# MoveYourDomainDay 2016 Benefits EFF - TODAY!



## drmike (Feb 2, 2016)

This is ongoing today until midnight eastern time:


MoveYourDomainDay 2016



Protecting your rights to a free & open internet


Use coupon *MYDD2016* to move your domain for only $3.98 each. We'll donate to fight and protect online freedom for every domain transferred today.


Help fight for online freedom



Namecheap will donate between $0.50 and $1.50 to the Electronic Frontier Foundation for every domain transferred today (.com, .net, .org, .info or .biz). It's all about the fight for online rights: Freedom of internet access, the right to privacy, and anti-censorship.


Want to help fight the good fight? Just transfer your .com, .net, .org, .info, and .biz domains for $3.98 each. For every domain transferred up to 10,000, Namecheap will donate $0.50 to EFF. The donation amount goes up to $1.00 per domain if we exceed 10,000. And if we exceed 20,000 domains transferred, Namecheap will donate $1.50 for each. EFF will continue fighting for our online rights. You'll receive an extra year on your domain name when you transfer, plus a free SSL certificate and free Private Email for a year.


Link: https://www.namecheap.com/campaigns/2016/mydd.aspx#


----------



## drmike (Feb 2, 2016)

Stats so far:



25885



Domain Transfers



$38827.50



Donated to EFF


----------



## drmike (Feb 3, 2016)

Thanks to everyone that supported the EFF yesterday.

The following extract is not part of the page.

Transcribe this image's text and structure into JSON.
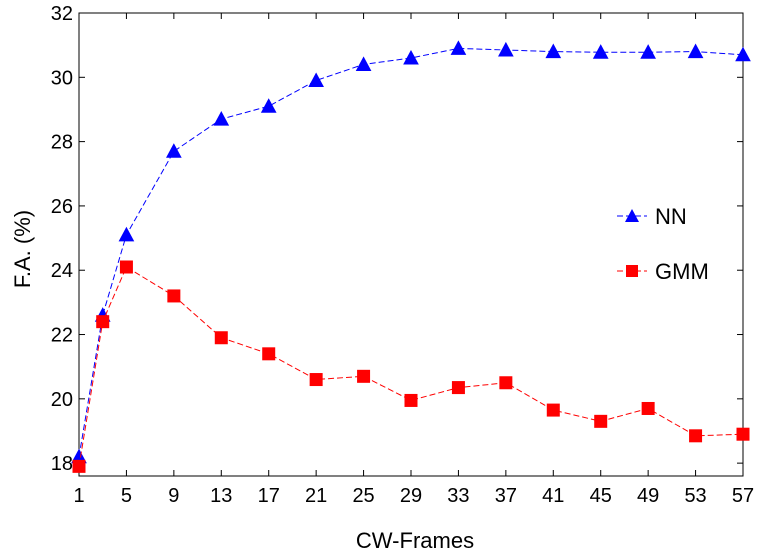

Namecheap raised a bundle to benefit the EFF:


Free & Open Internet Is What It's All About



Thanks for helping us support the Electronic Frontier Foundation on our fifth annual MoveYourDomainDay, on Feb. 2, 2016. Our customers transferred 36634 domains on this date, which raised $54951.00. We hope you'll join us for MoveYourDomainDay 2017.


----------



## tmzVPS-Daniel (Feb 3, 2016)

drmike said:


> Thanks to everyone that supported the EFF yesterday.
> 
> 
> Namecheap raised a bundle to benefit the EFF:
> ...




Interesting stat! So many domains for so little money lol. 


- Daniel


----------



## RosenHost (Feb 4, 2016)

I transferred my last domain from GoDaddy to namecheap. Still awaiting for Daddy to confirm transfer out .This was a nice promo


----------



## brookesdjb (Feb 4, 2016)

I transfered 4 domains out from GoDaddy to Namecheap last year, 3 went across within the hour, but my one .co.uk domain failed because GoDaddy don't have an automated process for changing IPS tags. Their first line support didn't know what an IPS tag was until I phoned up, but after I explained and they passed it up to the more senior support the remaining domain transferred fine, took me about 3 tries over 2 weeks to realise it was failing for some reason though.... So worth checking


----------